Это Иванов понял с тех самых пор, как узнал князя Александра Ивановича и так полюбил, что сейчас тревожился, видя, какое действие производят на него слова Кюхельбекера, и вновь удивляясь, как умело прятали от него все жестокое, что творилось вокруг. От рассказов про самые обычные наказания дворовых и крестьян, вроде нещадного сечения или забивания в колодки, корнет краснел, хмурился и надолго замолкал. А однажды во время завтрака в поле, когда Вильгельм Карлыч рассказывал, как упрашивал соседа-помещика не наказывать розгами беременную бабу, а тот ответил, что беспокоиться нечего, для ее брюха он приказал выкопать в земле ямку, как у него, мол, всегда делают в таких случаях, чтобы будущего крепостного не лишиться, — от такого рассказа Одоевский так побледнел, что Иванов испугался, не обмер бы… Но ничего, князь справился, только сломал попавшую под руку железную вилку с роговым черенком.
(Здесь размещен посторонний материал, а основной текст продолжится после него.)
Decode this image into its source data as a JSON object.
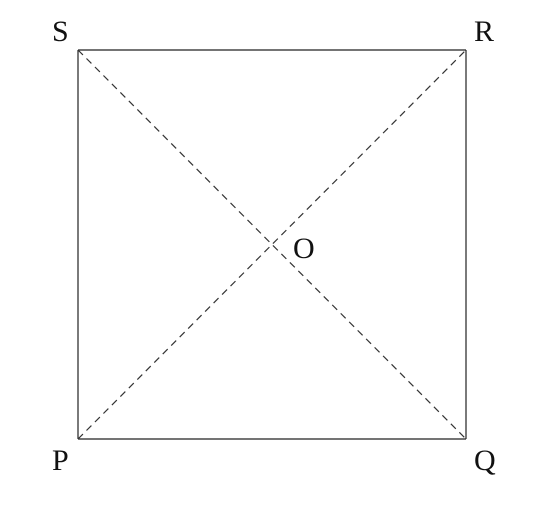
{
  "diagram": {
    "vertices": {
      "S": "S",
      "R": "R",
      "P": "P",
      "Q": "Q"
    },
    "center": "O",
    "colors": {
      "line": "#222222",
      "text": "#111111",
      "background": "#ffffff"
    }
  }
}
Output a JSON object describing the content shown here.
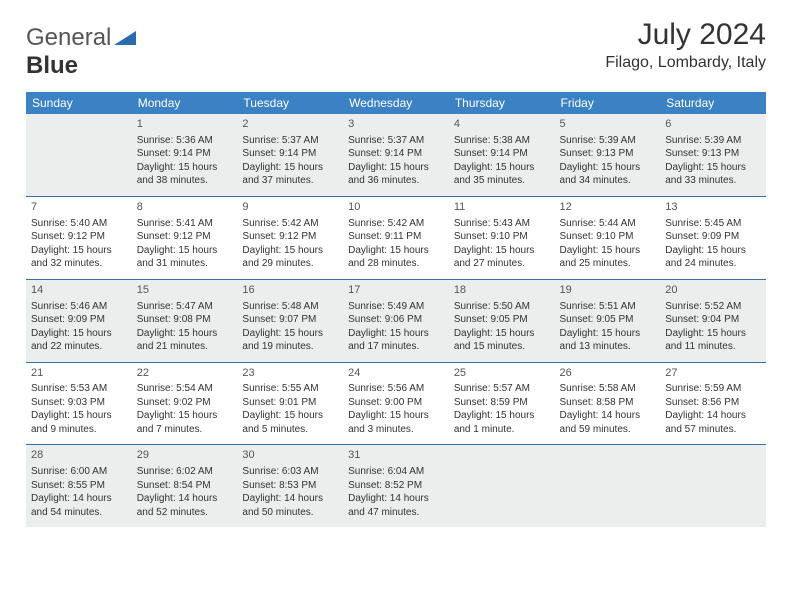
{
  "brand": {
    "part1": "General",
    "part2": "Blue"
  },
  "title": {
    "month": "July 2024",
    "location": "Filago, Lombardy, Italy"
  },
  "colors": {
    "header_bg": "#3b82c4",
    "header_text": "#ffffff",
    "shaded_row": "#eceded",
    "row_separator": "#3b6fa0",
    "logo_shape": "#2a6bb0",
    "text": "#333333"
  },
  "weekdays": [
    "Sunday",
    "Monday",
    "Tuesday",
    "Wednesday",
    "Thursday",
    "Friday",
    "Saturday"
  ],
  "weeks": [
    {
      "shaded": true,
      "days": [
        null,
        {
          "n": "1",
          "sr": "Sunrise: 5:36 AM",
          "ss": "Sunset: 9:14 PM",
          "d1": "Daylight: 15 hours",
          "d2": "and 38 minutes."
        },
        {
          "n": "2",
          "sr": "Sunrise: 5:37 AM",
          "ss": "Sunset: 9:14 PM",
          "d1": "Daylight: 15 hours",
          "d2": "and 37 minutes."
        },
        {
          "n": "3",
          "sr": "Sunrise: 5:37 AM",
          "ss": "Sunset: 9:14 PM",
          "d1": "Daylight: 15 hours",
          "d2": "and 36 minutes."
        },
        {
          "n": "4",
          "sr": "Sunrise: 5:38 AM",
          "ss": "Sunset: 9:14 PM",
          "d1": "Daylight: 15 hours",
          "d2": "and 35 minutes."
        },
        {
          "n": "5",
          "sr": "Sunrise: 5:39 AM",
          "ss": "Sunset: 9:13 PM",
          "d1": "Daylight: 15 hours",
          "d2": "and 34 minutes."
        },
        {
          "n": "6",
          "sr": "Sunrise: 5:39 AM",
          "ss": "Sunset: 9:13 PM",
          "d1": "Daylight: 15 hours",
          "d2": "and 33 minutes."
        }
      ]
    },
    {
      "shaded": false,
      "days": [
        {
          "n": "7",
          "sr": "Sunrise: 5:40 AM",
          "ss": "Sunset: 9:12 PM",
          "d1": "Daylight: 15 hours",
          "d2": "and 32 minutes."
        },
        {
          "n": "8",
          "sr": "Sunrise: 5:41 AM",
          "ss": "Sunset: 9:12 PM",
          "d1": "Daylight: 15 hours",
          "d2": "and 31 minutes."
        },
        {
          "n": "9",
          "sr": "Sunrise: 5:42 AM",
          "ss": "Sunset: 9:12 PM",
          "d1": "Daylight: 15 hours",
          "d2": "and 29 minutes."
        },
        {
          "n": "10",
          "sr": "Sunrise: 5:42 AM",
          "ss": "Sunset: 9:11 PM",
          "d1": "Daylight: 15 hours",
          "d2": "and 28 minutes."
        },
        {
          "n": "11",
          "sr": "Sunrise: 5:43 AM",
          "ss": "Sunset: 9:10 PM",
          "d1": "Daylight: 15 hours",
          "d2": "and 27 minutes."
        },
        {
          "n": "12",
          "sr": "Sunrise: 5:44 AM",
          "ss": "Sunset: 9:10 PM",
          "d1": "Daylight: 15 hours",
          "d2": "and 25 minutes."
        },
        {
          "n": "13",
          "sr": "Sunrise: 5:45 AM",
          "ss": "Sunset: 9:09 PM",
          "d1": "Daylight: 15 hours",
          "d2": "and 24 minutes."
        }
      ]
    },
    {
      "shaded": true,
      "days": [
        {
          "n": "14",
          "sr": "Sunrise: 5:46 AM",
          "ss": "Sunset: 9:09 PM",
          "d1": "Daylight: 15 hours",
          "d2": "and 22 minutes."
        },
        {
          "n": "15",
          "sr": "Sunrise: 5:47 AM",
          "ss": "Sunset: 9:08 PM",
          "d1": "Daylight: 15 hours",
          "d2": "and 21 minutes."
        },
        {
          "n": "16",
          "sr": "Sunrise: 5:48 AM",
          "ss": "Sunset: 9:07 PM",
          "d1": "Daylight: 15 hours",
          "d2": "and 19 minutes."
        },
        {
          "n": "17",
          "sr": "Sunrise: 5:49 AM",
          "ss": "Sunset: 9:06 PM",
          "d1": "Daylight: 15 hours",
          "d2": "and 17 minutes."
        },
        {
          "n": "18",
          "sr": "Sunrise: 5:50 AM",
          "ss": "Sunset: 9:05 PM",
          "d1": "Daylight: 15 hours",
          "d2": "and 15 minutes."
        },
        {
          "n": "19",
          "sr": "Sunrise: 5:51 AM",
          "ss": "Sunset: 9:05 PM",
          "d1": "Daylight: 15 hours",
          "d2": "and 13 minutes."
        },
        {
          "n": "20",
          "sr": "Sunrise: 5:52 AM",
          "ss": "Sunset: 9:04 PM",
          "d1": "Daylight: 15 hours",
          "d2": "and 11 minutes."
        }
      ]
    },
    {
      "shaded": false,
      "days": [
        {
          "n": "21",
          "sr": "Sunrise: 5:53 AM",
          "ss": "Sunset: 9:03 PM",
          "d1": "Daylight: 15 hours",
          "d2": "and 9 minutes."
        },
        {
          "n": "22",
          "sr": "Sunrise: 5:54 AM",
          "ss": "Sunset: 9:02 PM",
          "d1": "Daylight: 15 hours",
          "d2": "and 7 minutes."
        },
        {
          "n": "23",
          "sr": "Sunrise: 5:55 AM",
          "ss": "Sunset: 9:01 PM",
          "d1": "Daylight: 15 hours",
          "d2": "and 5 minutes."
        },
        {
          "n": "24",
          "sr": "Sunrise: 5:56 AM",
          "ss": "Sunset: 9:00 PM",
          "d1": "Daylight: 15 hours",
          "d2": "and 3 minutes."
        },
        {
          "n": "25",
          "sr": "Sunrise: 5:57 AM",
          "ss": "Sunset: 8:59 PM",
          "d1": "Daylight: 15 hours",
          "d2": "and 1 minute."
        },
        {
          "n": "26",
          "sr": "Sunrise: 5:58 AM",
          "ss": "Sunset: 8:58 PM",
          "d1": "Daylight: 14 hours",
          "d2": "and 59 minutes."
        },
        {
          "n": "27",
          "sr": "Sunrise: 5:59 AM",
          "ss": "Sunset: 8:56 PM",
          "d1": "Daylight: 14 hours",
          "d2": "and 57 minutes."
        }
      ]
    },
    {
      "shaded": true,
      "days": [
        {
          "n": "28",
          "sr": "Sunrise: 6:00 AM",
          "ss": "Sunset: 8:55 PM",
          "d1": "Daylight: 14 hours",
          "d2": "and 54 minutes."
        },
        {
          "n": "29",
          "sr": "Sunrise: 6:02 AM",
          "ss": "Sunset: 8:54 PM",
          "d1": "Daylight: 14 hours",
          "d2": "and 52 minutes."
        },
        {
          "n": "30",
          "sr": "Sunrise: 6:03 AM",
          "ss": "Sunset: 8:53 PM",
          "d1": "Daylight: 14 hours",
          "d2": "and 50 minutes."
        },
        {
          "n": "31",
          "sr": "Sunrise: 6:04 AM",
          "ss": "Sunset: 8:52 PM",
          "d1": "Daylight: 14 hours",
          "d2": "and 47 minutes."
        },
        null,
        null,
        null
      ]
    }
  ]
}
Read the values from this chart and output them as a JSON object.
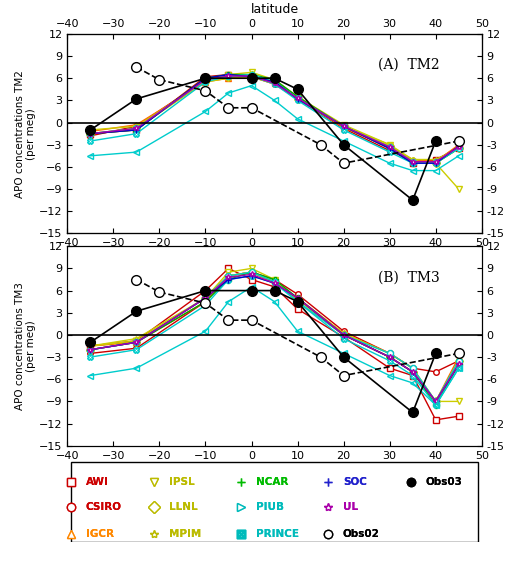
{
  "latitudes": [
    -35,
    -25,
    -20,
    -10,
    -5,
    0,
    5,
    10,
    20,
    25,
    30,
    35,
    40,
    45
  ],
  "xlim": [
    -40,
    50
  ],
  "ylim": [
    -15,
    12
  ],
  "yticks": [
    -15,
    -12,
    -9,
    -6,
    -3,
    0,
    3,
    6,
    9,
    12
  ],
  "xticks": [
    -40,
    -30,
    -20,
    -10,
    0,
    10,
    20,
    30,
    40,
    50
  ],
  "obs02": {
    "lat": [
      -25,
      -20,
      -10,
      -5,
      0,
      15,
      20,
      35,
      45
    ],
    "TM2": [
      7.5,
      5.8,
      4.3,
      2.0,
      2.0,
      -3.0,
      -5.5,
      null,
      -2.5
    ],
    "TM3": [
      7.5,
      5.8,
      4.3,
      2.0,
      2.0,
      -3.0,
      -5.5,
      null,
      -2.5
    ],
    "color": "#000000",
    "marker": "o",
    "linestyle": "--",
    "markersize": 7,
    "mfc": "white",
    "label": "Obs02"
  },
  "obs03": {
    "lat": [
      -35,
      -25,
      -10,
      0,
      5,
      10,
      20,
      35,
      40
    ],
    "TM2": [
      -1.0,
      3.2,
      6.0,
      6.0,
      6.0,
      4.5,
      -3.0,
      -10.5,
      -2.5
    ],
    "TM3": [
      -1.0,
      3.2,
      6.0,
      6.0,
      6.0,
      4.5,
      -3.0,
      -10.5,
      -2.5
    ],
    "color": "#000000",
    "marker": "o",
    "linestyle": "-",
    "markersize": 7,
    "mfc": "#000000",
    "label": "Obs03"
  },
  "models_TM2": {
    "AWI": {
      "lat": [
        -35,
        -25,
        -10,
        -5,
        0,
        5,
        10,
        20,
        30,
        35,
        40,
        45
      ],
      "vals": [
        -1.5,
        -1.0,
        6.2,
        6.5,
        6.2,
        5.5,
        3.5,
        -0.5,
        -3.5,
        -5.5,
        -5.0,
        -3.5
      ],
      "color": "#cc0000",
      "marker": "s",
      "mfc": "white"
    },
    "CSIRO": {
      "lat": [
        -35,
        -25,
        -10,
        -5,
        0,
        5,
        10,
        20,
        30,
        35,
        40,
        45
      ],
      "vals": [
        -1.8,
        -0.5,
        5.8,
        6.3,
        6.2,
        5.2,
        3.2,
        -0.8,
        -3.8,
        -5.2,
        -5.2,
        -3.2
      ],
      "color": "#cc0000",
      "marker": "o",
      "mfc": "white"
    },
    "IGCR": {
      "lat": [
        -35,
        -25,
        -10,
        -5,
        0,
        5,
        10,
        20,
        30,
        35,
        40,
        45
      ],
      "vals": [
        -1.2,
        -0.3,
        5.5,
        6.0,
        6.3,
        5.3,
        3.3,
        -0.7,
        -3.3,
        -5.0,
        -5.3,
        -3.0
      ],
      "color": "#ff6600",
      "marker": "^",
      "mfc": "white"
    },
    "IPSL": {
      "lat": [
        -35,
        -25,
        -10,
        -5,
        0,
        5,
        10,
        20,
        30,
        35,
        40,
        45
      ],
      "vals": [
        -1.5,
        -0.8,
        5.8,
        6.5,
        6.8,
        5.8,
        3.5,
        -0.3,
        -3.0,
        -5.5,
        -5.5,
        -9.0
      ],
      "color": "#cccc00",
      "marker": "v",
      "mfc": "white"
    },
    "LLNL": {
      "lat": [
        -35,
        -25,
        -10,
        -5,
        0,
        5,
        10,
        20,
        30,
        35,
        40,
        45
      ],
      "vals": [
        -1.5,
        -0.8,
        5.5,
        6.2,
        6.5,
        5.5,
        3.2,
        -0.5,
        -3.2,
        -5.2,
        -5.5,
        -3.5
      ],
      "color": "#cccc00",
      "marker": "D",
      "mfc": "white"
    },
    "MPIM": {
      "lat": [
        -35,
        -25,
        -10,
        -5,
        0,
        5,
        10,
        20,
        30,
        35,
        40,
        45
      ],
      "vals": [
        -1.0,
        -0.5,
        5.5,
        6.0,
        6.2,
        5.2,
        3.5,
        -0.5,
        -3.0,
        -5.0,
        -5.0,
        -3.5
      ],
      "color": "#cccc00",
      "marker": "*",
      "mfc": "white"
    },
    "NCAR": {
      "lat": [
        -35,
        -25,
        -10,
        -5,
        0,
        5,
        10,
        20,
        30,
        35,
        40,
        45
      ],
      "vals": [
        -1.5,
        -1.0,
        6.0,
        6.5,
        6.5,
        5.8,
        3.5,
        -0.5,
        -3.5,
        -5.5,
        -5.5,
        -3.5
      ],
      "color": "#00aa00",
      "marker": "P",
      "mfc": "white"
    },
    "PIUB": {
      "lat": [
        -35,
        -25,
        -10,
        -5,
        0,
        5,
        10,
        20,
        30,
        35,
        40,
        45
      ],
      "vals": [
        -2.5,
        -1.5,
        5.5,
        6.3,
        6.3,
        5.2,
        3.0,
        -1.0,
        -4.0,
        -5.5,
        -5.5,
        -3.5
      ],
      "color": "#00cccc",
      "marker": "X",
      "mfc": "white"
    },
    "PRINCE": {
      "lat": [
        -35,
        -25,
        -10,
        -5,
        0,
        5,
        10,
        20,
        30,
        35,
        40,
        45
      ],
      "vals": [
        -1.5,
        -0.8,
        5.8,
        6.3,
        6.5,
        5.5,
        3.3,
        -0.5,
        -3.3,
        -5.3,
        -5.3,
        -3.5
      ],
      "color": "#00cccc",
      "marker": "8",
      "mfc": "white"
    },
    "SOC": {
      "lat": [
        -35,
        -25,
        -10,
        -5,
        0,
        5,
        10,
        20,
        30,
        35,
        40,
        45
      ],
      "vals": [
        -1.5,
        -1.0,
        6.0,
        6.5,
        6.2,
        5.5,
        3.2,
        -0.5,
        -3.5,
        -5.5,
        -5.5,
        -3.2
      ],
      "color": "#0000cc",
      "marker": "+",
      "mfc": "white"
    },
    "UL": {
      "lat": [
        -35,
        -25,
        -10,
        -5,
        0,
        5,
        10,
        20,
        30,
        35,
        40,
        45
      ],
      "vals": [
        -1.5,
        -0.8,
        5.8,
        6.3,
        6.3,
        5.3,
        3.3,
        -0.5,
        -3.3,
        -5.3,
        -5.3,
        -3.3
      ],
      "color": "#aa00aa",
      "marker": "*",
      "mfc": "white"
    },
    "PIUB2": {
      "lat": [
        -35,
        -25,
        -10,
        -5,
        0,
        5,
        10,
        20,
        30,
        35,
        40,
        45
      ],
      "vals": [
        -4.5,
        -4.0,
        1.5,
        4.0,
        5.0,
        3.0,
        0.5,
        -2.5,
        -5.5,
        -6.5,
        -6.5,
        -4.5
      ],
      "color": "#00cccc",
      "marker": ">",
      "mfc": "white"
    }
  },
  "models_TM3": {
    "AWI": {
      "lat": [
        -35,
        -25,
        -10,
        -5,
        0,
        5,
        10,
        20,
        30,
        35,
        40,
        45
      ],
      "vals": [
        -1.5,
        -0.8,
        6.0,
        9.0,
        7.5,
        6.5,
        3.5,
        -0.3,
        -4.5,
        -5.5,
        -11.5,
        -11.0
      ],
      "color": "#cc0000",
      "marker": "s",
      "mfc": "white"
    },
    "CSIRO": {
      "lat": [
        -35,
        -25,
        -10,
        -5,
        0,
        5,
        10,
        20,
        30,
        35,
        40,
        45
      ],
      "vals": [
        -2.5,
        -1.8,
        4.5,
        8.0,
        8.5,
        7.5,
        5.5,
        0.5,
        -2.5,
        -4.5,
        -5.0,
        -3.5
      ],
      "color": "#cc0000",
      "marker": "o",
      "mfc": "white"
    },
    "IGCR": {
      "lat": [
        -35,
        -25,
        -10,
        -5,
        0,
        5,
        10,
        20,
        30,
        35,
        40,
        45
      ],
      "vals": [
        -1.5,
        -1.0,
        4.5,
        8.0,
        8.5,
        7.2,
        5.0,
        0.2,
        -2.5,
        -4.5,
        -9.0,
        -3.0
      ],
      "color": "#ff6600",
      "marker": "^",
      "mfc": "white"
    },
    "IPSL": {
      "lat": [
        -35,
        -25,
        -10,
        -5,
        0,
        5,
        10,
        20,
        30,
        35,
        40,
        45
      ],
      "vals": [
        -1.5,
        -0.8,
        5.0,
        8.5,
        9.0,
        7.5,
        4.5,
        0.0,
        -3.0,
        -5.0,
        -9.0,
        -9.0
      ],
      "color": "#cccc00",
      "marker": "v",
      "mfc": "white"
    },
    "LLNL": {
      "lat": [
        -35,
        -25,
        -10,
        -5,
        0,
        5,
        10,
        20,
        30,
        35,
        40,
        45
      ],
      "vals": [
        -2.0,
        -1.0,
        5.0,
        8.0,
        8.5,
        7.2,
        4.8,
        0.0,
        -3.0,
        -5.0,
        -9.0,
        -3.5
      ],
      "color": "#cccc00",
      "marker": "D",
      "mfc": "white"
    },
    "MPIM": {
      "lat": [
        -35,
        -25,
        -10,
        -5,
        0,
        5,
        10,
        20,
        30,
        35,
        40,
        45
      ],
      "vals": [
        -1.5,
        -0.5,
        5.0,
        8.0,
        8.5,
        7.0,
        5.0,
        0.2,
        -2.5,
        -4.5,
        -9.0,
        -3.5
      ],
      "color": "#cccc00",
      "marker": "*",
      "mfc": "white"
    },
    "NCAR": {
      "lat": [
        -35,
        -25,
        -10,
        -5,
        0,
        5,
        10,
        20,
        30,
        35,
        40,
        45
      ],
      "vals": [
        -2.0,
        -1.0,
        4.5,
        7.5,
        8.5,
        7.5,
        5.0,
        0.0,
        -3.0,
        -5.0,
        -9.5,
        -4.0
      ],
      "color": "#00aa00",
      "marker": "P",
      "mfc": "white"
    },
    "PIUB": {
      "lat": [
        -35,
        -25,
        -10,
        -5,
        0,
        5,
        10,
        20,
        30,
        35,
        40,
        45
      ],
      "vals": [
        -3.0,
        -2.0,
        4.0,
        7.5,
        8.0,
        7.0,
        4.5,
        -0.5,
        -3.5,
        -5.5,
        -9.5,
        -4.5
      ],
      "color": "#00cccc",
      "marker": "X",
      "mfc": "white"
    },
    "PRINCE": {
      "lat": [
        -35,
        -25,
        -10,
        -5,
        0,
        5,
        10,
        20,
        30,
        35,
        40,
        45
      ],
      "vals": [
        -2.0,
        -1.0,
        5.0,
        8.0,
        8.5,
        7.2,
        4.5,
        0.0,
        -2.5,
        -4.5,
        -9.0,
        -3.5
      ],
      "color": "#00cccc",
      "marker": "8",
      "mfc": "white"
    },
    "SOC": {
      "lat": [
        -35,
        -25,
        -10,
        -5,
        0,
        5,
        10,
        20,
        30,
        35,
        40,
        45
      ],
      "vals": [
        -2.0,
        -1.0,
        5.0,
        7.5,
        8.0,
        7.0,
        5.0,
        0.0,
        -3.0,
        -5.0,
        -9.0,
        -4.0
      ],
      "color": "#0000cc",
      "marker": "+",
      "mfc": "white"
    },
    "UL": {
      "lat": [
        -35,
        -25,
        -10,
        -5,
        0,
        5,
        10,
        20,
        30,
        35,
        40,
        45
      ],
      "vals": [
        -2.0,
        -1.0,
        5.0,
        7.8,
        8.2,
        7.0,
        5.0,
        0.0,
        -3.0,
        -5.0,
        -9.0,
        -4.0
      ],
      "color": "#aa00aa",
      "marker": "*",
      "mfc": "white"
    },
    "PIUB2": {
      "lat": [
        -35,
        -25,
        -10,
        -5,
        0,
        5,
        10,
        20,
        30,
        35,
        40,
        45
      ],
      "vals": [
        -5.5,
        -4.5,
        0.5,
        4.5,
        6.5,
        4.5,
        0.5,
        -2.5,
        -5.5,
        -6.5,
        -9.5,
        -4.5
      ],
      "color": "#00cccc",
      "marker": ">",
      "mfc": "white"
    }
  },
  "legend_entries": [
    {
      "label": "AWI",
      "color": "#cc0000",
      "marker": "s",
      "mfc": "white"
    },
    {
      "label": "IPSL",
      "color": "#cccc00",
      "marker": "v",
      "mfc": "white"
    },
    {
      "label": "NCAR",
      "color": "#00aa00",
      "marker": "P",
      "mfc": "white"
    },
    {
      "label": "SOC",
      "color": "#0000cc",
      "marker": "+",
      "mfc": "white"
    },
    {
      "label": "Obs03",
      "color": "#000000",
      "marker": "o",
      "mfc": "#000000"
    },
    {
      "label": "CSIRO",
      "color": "#cc0000",
      "marker": "o",
      "mfc": "white"
    },
    {
      "label": "LLNL",
      "color": "#cccc00",
      "marker": "D",
      "mfc": "white"
    },
    {
      "label": "PIUB",
      "color": "#00cccc",
      "marker": "X",
      "mfc": "white"
    },
    {
      "label": "UL",
      "color": "#aa00aa",
      "marker": "*",
      "mfc": "white"
    },
    {
      "label": "IGCR",
      "color": "#ff6600",
      "marker": "^",
      "mfc": "white"
    },
    {
      "label": "MPIM",
      "color": "#cccc00",
      "marker": "*",
      "mfc": "white"
    },
    {
      "label": "PRINCE",
      "color": "#00cccc",
      "marker": "8",
      "mfc": "white"
    },
    {
      "label": "Obs02",
      "color": "#000000",
      "marker": "o",
      "mfc": "white"
    }
  ],
  "title_A": "(A)  TM2",
  "title_B": "(B)  TM3",
  "ylabel_A": "APO concentrations TM2\n(per meg)",
  "ylabel_B": "APO concentrations TM3\n(per meg)",
  "xlabel": "latitude"
}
Несколько раз в Стрельну на воскресенье приезжал и Бестужев, который тоже отправлялся с ними, — в этом году верховых лошадей у князя уже для всех хватало. Адъютант сидел на коне, как картинка, недаром начал службу в гвардейских драгунах. Знал назубок все манежные фокусы и охотно показывал хитроумные пиаффе, пируэты, кабриоли и галопады, потешаясь, что такой ерундой занята превращенная в школу берейторов вся русская конница вместо настоящего обучения бою и полевой езде.

— Ведь, честное слово, наш манежный галоп хорошая пехота без натуги обгонит, — смеялся он. — А лошади больше на жирных свиней похожи. Не дай бог война! Что, брат, делать станем? — обращался он к Иванову. — Ведь случись настоящий поход, не по штабному расписанию, так половина коней за неделю передохнет…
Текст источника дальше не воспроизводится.